El otro día me comí una milanesa. Para muchos no quiere decir mucho, pero para mí es un gran rollo. Lo es porque soy vegetariano. Y soy vegetariano por razones animalistas. No les voy a dar aquí el repaso Okja, pero tal es básicamente mi stand moral. Por ende, en mi caso significa una gran caída ética –una culerada, en corto– el comer carne, especialmente por placer, y más después de todo lo que he venido pontificando sobre el tema. Por mi forma de ser (Uno en el eneagrama) doy mucha importancia a este asunto, como veremos complicado, de la integridad.
           
A la vez me he ido relajando, porque me he dado cuenta de cómo el poder moral es susceptible de degenerar en moralismo, dogmatismo, santurronería. Cosa que hemos visto mucha en el país, últimamente, con la emergencia de los califatos pluralistas y los héroes institucionales y ciudadanos, tan prístinos e inmaculados, tan Incorruptos, pues. Yo desconfío un tanto de esos jergalistas y me consta que muchos son como sepultos blanqueados.
           
Como yo, por demás.
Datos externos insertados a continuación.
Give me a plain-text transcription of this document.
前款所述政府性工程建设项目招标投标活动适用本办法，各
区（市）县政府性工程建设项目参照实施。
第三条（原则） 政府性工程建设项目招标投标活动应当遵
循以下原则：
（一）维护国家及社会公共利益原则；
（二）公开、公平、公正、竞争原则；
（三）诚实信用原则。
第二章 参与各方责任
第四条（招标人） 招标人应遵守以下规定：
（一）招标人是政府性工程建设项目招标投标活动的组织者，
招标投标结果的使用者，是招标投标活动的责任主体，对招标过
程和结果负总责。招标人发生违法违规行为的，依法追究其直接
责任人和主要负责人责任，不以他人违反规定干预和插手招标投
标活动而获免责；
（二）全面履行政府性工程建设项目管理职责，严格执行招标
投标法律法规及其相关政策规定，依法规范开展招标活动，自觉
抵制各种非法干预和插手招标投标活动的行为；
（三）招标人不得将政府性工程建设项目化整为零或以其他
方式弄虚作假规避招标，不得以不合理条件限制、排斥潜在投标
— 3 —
Hechas las cuentas kármicas, nunca hemos de salir tan bien parados, como a veces pretendemos. Sea porque colaboramos activamente con alguna forma de transgresión, o por el hecho de formar parte de un sistema que es transgresor en su globalidad y en su interdependencia, y del cual nadie, y digo nadie, escapa. Si pudiéramos medir la huella de integridad como se mide la huella de carbón, nos encontraríamos con cosas muy desagradables.
           
También ocurre que a veces somos muy virtuosos para unas cosas y muy ruines para otras. Puede que un individuo sea muy probo respecto a no robar, mientras engaña día y noche a su esposa. Puede que mantenga un código feminista intachable, pero ignore el trato y muerte que dan a los animales en los campos de concentración cárnicos. Puede que sea un individuo con ciertos principios de llave y cerradura, pero sus clientes o patrocinadores, de quienes recibe dinero, lo sean menos. Etc.
           
Nuestras rupturas éticas no nos impiden evangelizar en Facebook como si no hubiera mañana, acusando a los demás de deficientes morales. Lo cual impone una pregunta: ¿qué tanto derecho tengo a pregonar tanta decencia, con semejante joroba en mi espalda? Soy parte de una batería y ejército de incontables fariseos que, atizados por las redes sociales y la opinión cultiparlista, van creando una atmósfera insufrible e histerizada, en el país y en el planeta. Aunque no tenemos muchas veces el contexto todo y la data entera, somos increíblemente veloces en condenar al otro. 
             
Lo cual es cada vez más difícil, dado que las coordenadas morales han cambiado notablemente. Nuestros antepasados nos dieron soluciones deontológicas solidas, como hierro bruto. Con la modernidad muchas de esas soluciones fueron ampliamente cuestionadas. Lo que llevó a pavimentar la carretera hacia el pluralismo, con sus abruptas transvaloraciones. Hasta el punto que hoy abundan zonas liminales, indeterminadas, flotantes, en donde ya no sabemos si algo –que otrora fuera moralmente claro– es lícito o todo lo contrario.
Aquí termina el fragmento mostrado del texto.